We are, and always have been, big fans of open source software. In our daily workflow at Pelago we use various open source technologies; PHP, MySQL, PostgreSQL, Linux, Apache, Subversion, and many others. We primarily use these open source technologies in developing Intervals, our online time, task and project management software, and in designing and developing web sites and web-based applications for our clients.
When selecting online project management software for your company, not everyone wants to use a hosted pay-per-month app. Some would rather download the app and install it on their own server, taking responsibility for the IT aspects of maintaining and serving up the application. This blog post is for those people. We’ve put together this review of open source project management apps based on our experience building Intervals, along with ten years of designing and building web sites and web-based applications.
Trac is a powerful open source Python app for managing projects. We’ve used it several times in the past when working with clients who used it as their primary ticketing system. Trac’s strong points are its Wiki and Source integration. And Trac is similar to Intervals in that it treats tasks more like tickets, assigning them fields such as priority, owner, component, and milestone. Overall, web developers will find Trac a great tool to work with, as it lets them manage projects and tickets on a very granular level. Web designers and others who like their interfaces clean and less cluttered my find Trac a bit cumbersome. Trac has been around longer than most open source project management apps and has the benefit of being more established and battle tested.
Open Atrium is relatively new on the open source project management scene. However, they’ve used their status as the new app on the block to their advantage, offering a refreshing interface and more intuitive features. And by building it on top of Apache, PHP, MySQL and Drupal, they’ve given the open source community an easy and familiar code base, guaranteeing a lot of help with development. Although Open Atrium is still in beta it looks very promising. This project management software emphasizes communication and collaboration, while including a full ticketing system. Open Atrium offers a nice blend of collaboration and project management features and is a great option for those looking to replace Basecamp.
Collabtive looks like another open source project management app aiming to be a viable alternative to Basecamp (one of the key features is a Basecamp import). Collabtive is one of the more full featured open source options for project management, offering the ability to track projects, milestones, tasks and time, and rounding itself out with reporting. Just the fact that it includes so many key features for managing projects is a good reason to give it a try. The interface is nice and clean but relies too heavily on icons for navigation. Overall, it is a promising app that still has some development needing to be completed.
Redmine reminded me a lot of Trac except that Redmine is written in Ruby using the Rails framework. Redmine contains a lot of functionality geared heavily towards developers. It’s powerful but may take some getting used to. This open source project management application is ideal for developers who are familiar with Ruby and need self-hosted software written in their favorite language. The default interface is not as clean as Open Atrium or Collabtive, but the whole point of open source is that it is free and you can contribute your enhancements back to the development community.
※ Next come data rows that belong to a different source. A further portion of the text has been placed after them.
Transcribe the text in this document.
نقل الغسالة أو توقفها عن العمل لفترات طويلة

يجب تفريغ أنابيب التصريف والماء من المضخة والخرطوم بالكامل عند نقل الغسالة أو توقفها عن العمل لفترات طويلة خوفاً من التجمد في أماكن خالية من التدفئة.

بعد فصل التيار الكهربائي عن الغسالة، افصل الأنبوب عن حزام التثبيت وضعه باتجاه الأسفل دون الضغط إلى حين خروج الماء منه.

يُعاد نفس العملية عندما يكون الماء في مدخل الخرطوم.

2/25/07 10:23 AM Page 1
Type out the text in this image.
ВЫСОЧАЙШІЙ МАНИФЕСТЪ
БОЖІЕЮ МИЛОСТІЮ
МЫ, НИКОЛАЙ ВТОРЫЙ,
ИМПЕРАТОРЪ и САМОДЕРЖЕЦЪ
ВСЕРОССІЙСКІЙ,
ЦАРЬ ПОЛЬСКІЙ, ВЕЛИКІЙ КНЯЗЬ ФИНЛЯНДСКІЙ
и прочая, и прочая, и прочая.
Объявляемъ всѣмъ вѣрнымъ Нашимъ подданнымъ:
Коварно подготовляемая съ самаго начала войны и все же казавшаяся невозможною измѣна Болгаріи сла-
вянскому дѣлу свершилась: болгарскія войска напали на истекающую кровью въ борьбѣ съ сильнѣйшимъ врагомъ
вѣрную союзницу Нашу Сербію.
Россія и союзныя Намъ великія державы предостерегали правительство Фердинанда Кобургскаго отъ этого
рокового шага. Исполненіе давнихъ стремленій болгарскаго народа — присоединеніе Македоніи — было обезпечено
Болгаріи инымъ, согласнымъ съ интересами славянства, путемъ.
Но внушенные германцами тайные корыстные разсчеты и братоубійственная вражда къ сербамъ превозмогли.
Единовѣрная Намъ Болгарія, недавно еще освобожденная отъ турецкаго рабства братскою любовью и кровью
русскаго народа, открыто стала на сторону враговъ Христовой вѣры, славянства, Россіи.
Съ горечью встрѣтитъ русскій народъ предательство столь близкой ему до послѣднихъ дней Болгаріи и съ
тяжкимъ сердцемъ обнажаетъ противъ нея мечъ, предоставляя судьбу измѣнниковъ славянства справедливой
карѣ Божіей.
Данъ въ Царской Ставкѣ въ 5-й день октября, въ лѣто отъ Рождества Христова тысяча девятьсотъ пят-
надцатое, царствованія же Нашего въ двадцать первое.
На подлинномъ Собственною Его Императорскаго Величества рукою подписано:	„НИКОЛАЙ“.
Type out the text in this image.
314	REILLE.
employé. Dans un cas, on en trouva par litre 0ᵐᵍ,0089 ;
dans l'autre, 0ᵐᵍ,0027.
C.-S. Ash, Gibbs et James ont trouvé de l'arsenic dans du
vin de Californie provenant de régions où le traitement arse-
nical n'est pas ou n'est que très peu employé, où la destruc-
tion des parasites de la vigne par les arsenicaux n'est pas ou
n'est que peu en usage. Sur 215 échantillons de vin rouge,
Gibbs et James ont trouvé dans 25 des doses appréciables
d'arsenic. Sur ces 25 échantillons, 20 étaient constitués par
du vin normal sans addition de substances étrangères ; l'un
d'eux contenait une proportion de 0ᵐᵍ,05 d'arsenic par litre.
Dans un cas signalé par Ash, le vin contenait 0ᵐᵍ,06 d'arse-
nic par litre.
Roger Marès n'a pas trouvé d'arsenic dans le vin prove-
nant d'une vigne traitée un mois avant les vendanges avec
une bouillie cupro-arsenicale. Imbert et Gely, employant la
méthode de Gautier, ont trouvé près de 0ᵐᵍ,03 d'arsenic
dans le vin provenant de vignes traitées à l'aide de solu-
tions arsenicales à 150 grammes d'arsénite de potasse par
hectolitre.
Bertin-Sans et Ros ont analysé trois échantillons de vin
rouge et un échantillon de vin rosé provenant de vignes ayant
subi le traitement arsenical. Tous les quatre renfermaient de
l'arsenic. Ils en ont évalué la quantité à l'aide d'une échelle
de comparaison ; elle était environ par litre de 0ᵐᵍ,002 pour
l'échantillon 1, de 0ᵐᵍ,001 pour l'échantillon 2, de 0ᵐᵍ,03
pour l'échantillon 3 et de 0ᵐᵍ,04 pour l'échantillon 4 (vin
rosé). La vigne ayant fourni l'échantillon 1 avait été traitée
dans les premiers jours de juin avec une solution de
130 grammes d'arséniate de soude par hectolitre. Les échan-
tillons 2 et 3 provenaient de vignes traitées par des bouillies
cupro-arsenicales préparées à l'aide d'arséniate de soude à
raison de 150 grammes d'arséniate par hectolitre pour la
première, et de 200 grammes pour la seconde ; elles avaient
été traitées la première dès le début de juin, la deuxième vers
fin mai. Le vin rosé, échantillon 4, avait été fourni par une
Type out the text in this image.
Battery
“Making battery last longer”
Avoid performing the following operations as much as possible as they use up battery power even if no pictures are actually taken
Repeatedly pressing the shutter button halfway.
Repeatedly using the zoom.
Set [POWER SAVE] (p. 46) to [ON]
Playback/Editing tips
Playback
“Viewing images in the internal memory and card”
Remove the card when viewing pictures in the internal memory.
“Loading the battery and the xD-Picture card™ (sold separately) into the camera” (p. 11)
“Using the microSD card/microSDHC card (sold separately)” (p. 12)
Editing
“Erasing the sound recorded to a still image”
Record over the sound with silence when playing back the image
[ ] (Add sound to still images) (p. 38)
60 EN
Retrospectiva is another open source software offering that includes ticketing along with project management. It is similar to Trac in that it offers Subversion integration. What makes Retrospectiva unique is that it targets itself to the agile software development cycle. Not only does it provide the tools to carry out agile software development effectively, it also enhances the process with collaborative tools such as a Wiki and a Blog. Retrospectiva also has one of the cleaner interfaces among the project management apps built by and for web developers. Also written in Ruby, this application looks promising.
Which one of these open source project management apps is the best? That’s up to you. They are each unique in their own way and require a test run to see if they will be a good fit for your company. These open source software offerings do seem to have one thing in common. They all have some type of comprehensive ticketing system. Whether it’s under the guise of issue tracking or task management or ticketing, it’s there. That’s probably because these apps are written by web developers who understand the importance of a comprehensive task management system. If there is one thing the open source world can offer to proprietary online project management software, it’s detailed task management. And if there is one thing the open source developers can gleam from the proprietary apps, it’s the attention to detail in the user interface.
There will always be pros and cons to choosing between open source and online proprietary project management software. Should you decide to go the open source route, we hope this review will be helpful in making that decision.
As always, please feel free to comment on other open source project management apps you’ve found useful. We’d love to hear about more.